In the meantime, California’s cities worry about banning Happy Meal toys and incandescent bulbs and solving the problems caused by forcing low-flow toilets onto those citizens who actually try to obey the law. In San Francisco–the unfortunate crown jewel of California’s obscene excess:

Skimping on toilet water has resulted in more sludge backing up inside the sewer pipes, said Tyrone Jue, spokesman for the city Public Utilities Commission. That has created a rotten-egg stench near AT&T Park and elsewhere, especially during the dry summer months.

The city has already spent $100 million over the past five years to upgrade its sewer system and sewage plants, in part to combat the odor problem.

Now officials are stocking up on a $14 million, three-year supply of highly concentrated sodium hypochlorite – better known as bleach – to act as an odor eater and to disinfect the city’s treated water before it’s dumped into the bay. It will also be used to sanitize drinking water.

The toilet measure supposedly saves 20 million gallons of water annually, so that’s about $1.23 in government spending for every gallon saved.  Utilities charge less than a cent per gallon in San Francisco for water. If you want to cut down on water consumption, how about putting a small tax on it sufficient to drive usage down the same 20 million gallons (i.e., less than four tenths of one  percent of total annual San Francisco water use)? That tax might go a little way toward the state’s budget shortfall, rather than creating indirect and hidden government costs. It would accomplish the same conservation benefit and avoid having to pump everyone’s drinking water full of bleach, just so the stench is no longer nauseating and the water is sanitary enough to be potable.

Last year, even crazy San Francisco decided against banning pet sales, but now Irvine wants to top its nutty neighbor to the north.
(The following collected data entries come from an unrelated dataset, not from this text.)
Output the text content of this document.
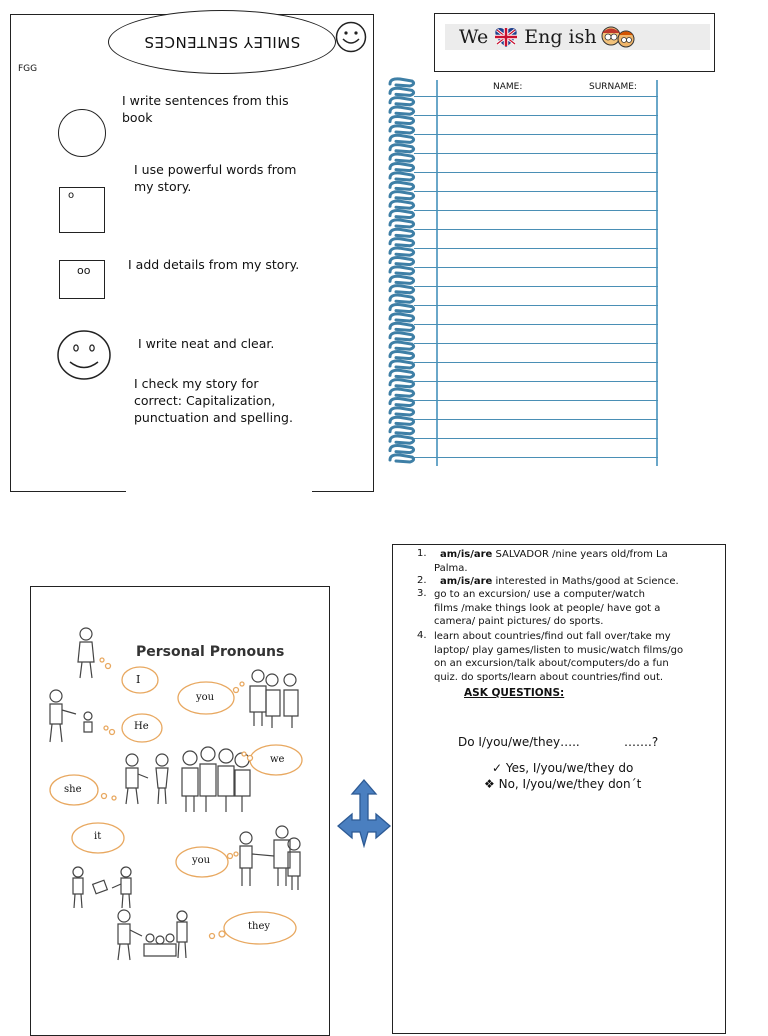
SMILEY SENTENCES
FGG
I write sentences from this
book
o
I use powerful words from
my story.
oo	I add details from my story.
I write neat and clear.
I check my story for
correct: Capitalization,
punctuation and spelling.
We Eng ish
NAME:	SURNAME:
Personal Pronouns
I
you
He
she
we
it
you
they
1.	am/is/are SALVADOR /nine years old/from La
Palma.
2.	am/is/are interested in Maths/good at Science.
3. go to an excursion/ use a computer/watch
films /make things look at people/ have got a
camera/ paint pictures/ do sports.
4. learn about countries/find out fall over/take my
laptop/ play games/listen to music/watch films/go
on an excursion/talk about/computers/do a fun
quiz. do sports/learn about countries/find out.
ASK QUESTIONS:
Do I/you/we/they…..	…….?
✓ Yes, I/you/we/they do
❖ No, I/you/we/they don´t
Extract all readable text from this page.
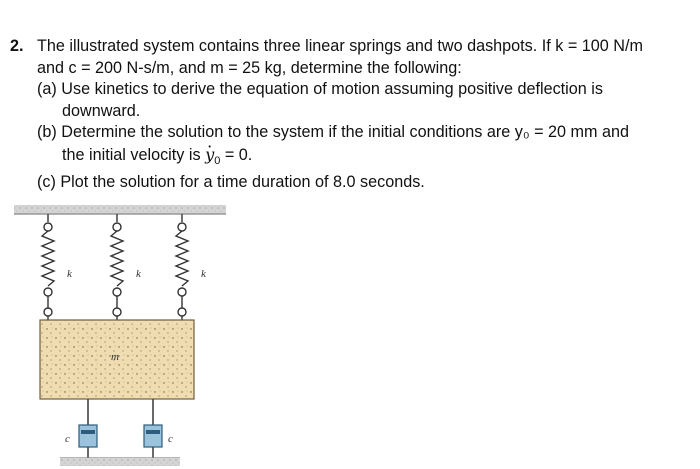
2. The illustrated system contains three linear springs and two dashpots. If k = 100 N/m
and c = 200 N-s/m, and m = 25 kg, determine the following:
(a) Use kinetics to derive the equation of motion assuming positive deflection is
downward.
(b) Determine the solution to the system if the initial conditions are y₀ = 20 mm and
the initial velocity is $y \cdot_0 = 0$.
(c) Plot the solution for a time duration of 8.0 seconds.
k	k	k
m
c	c
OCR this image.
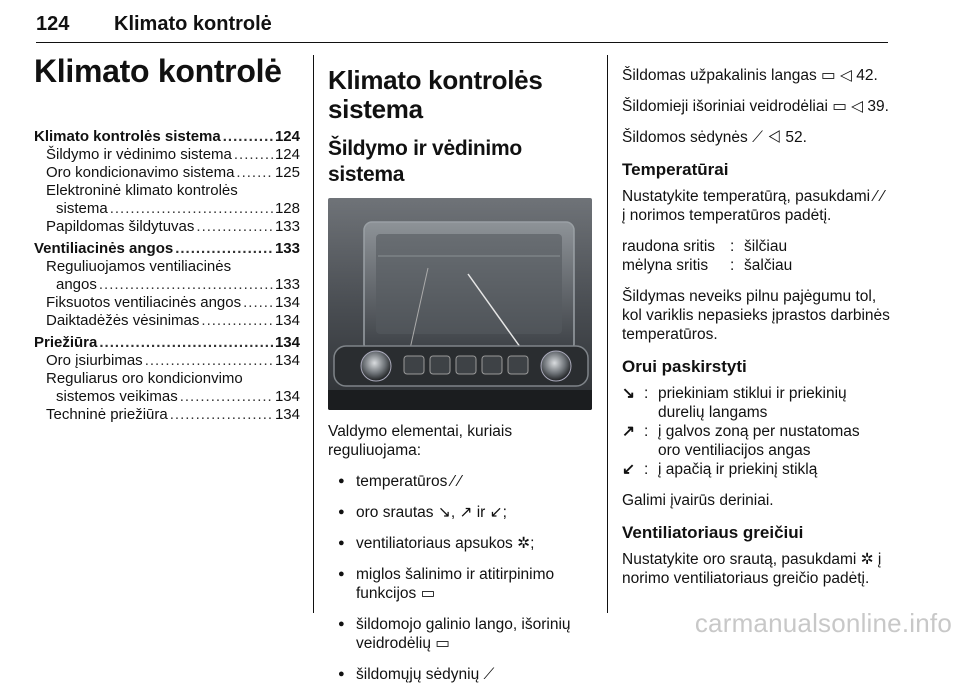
124	Klimato kontrolė
Klimato kontrolė
Klimato kontrolės sistema .....	124
Šildymo ir vėdinimo sistema .....	124
Oro kondicionavimo sistema .....	125
Elektroninė klimato kontrolės
sistema .....	128
Papildomas šildytuvas .....	133
Ventiliacinės angos .....	133
Reguliuojamos ventiliacinės
angos .....	133
Fiksuotos ventiliacinės angos ..... 134
Daiktadėžės vėsinimas .....	134
Priežiūra .....	134
Oro įsiurbimas .....	134
Reguliarus oro kondicionvimo
sistemos veikimas .....	134
Techninė priežiūra .....	134
Klimato kontrolės
sistema
Šildymo ir vėdinimo sistema

Valdymo elementai, kuriais reguliuojama:

● temperatūros ⁄ ⁄
● oro srautas ↘, ↗ ir ↙;
● ventiliatoriaus apsukos ✲;
● miglos šalinimo ir atitirpinimo funkcijos ▭
● šildomojo galinio lango, išorinių veidrodėlių ▭
● šildomųjų sėdynių ⟋

Šildomas užpakalinis langas ▭ ◁ 42.

Šildomieji išoriniai veidrodėliai ▭ ◁ 39.

Šildomos sėdynės ⟋ ◁ 52.

Temperatūrai

Nustatykite temperatūrą, pasukdami ⁄ ⁄ į norimos temperatūros padėtį.

raudona sritis : šilčiau
mėlyna sritis	: šalčiau

Šildymas neveiks pilnu pajėgumu tol, kol variklis nepasieks įprastos darbinės temperatūros.

Orui paskirstyti
↘ : priekiniam stiklui ir priekinių
durelių langams
↗ : į galvos zoną per nustatomas
oro ventiliacijos angas
↙ : į apačią ir priekinį stiklą

Galimi įvairūs deriniai.

Ventiliatoriaus greičiui

Nustatykite oro srautą, pasukdami ✲ į norimo ventiliatoriaus greičio padėtį.

carmanualsonline.info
Given there is only one pet shop in Irvine’s jurisdiction, the law is basically a gesture more than anything of substance–although it would ban circuses from coming to town as well. California has plenty of clowns and other circus acts walking the halls of government and clearly doesn’t need the competition.

The careful observer must note a foolish consistency in California’s madness: Regardless of what sort of animal is in the cage, the Golden State’s politicians are going to preserve its rights and look after its welfare. Those not behind bars, however, are liable to have every detail of their lives managed, from the food they put in their mouths, to the light they eat it by and the commode they use to carry what’s left of it away.

Because like Charlie Sheen, California is still not ready to admit it has a problem. Rather than enter rehab, California wants to delude itself that those who point out the state’s political derangement and unsustainable fiscal addiction are to blame.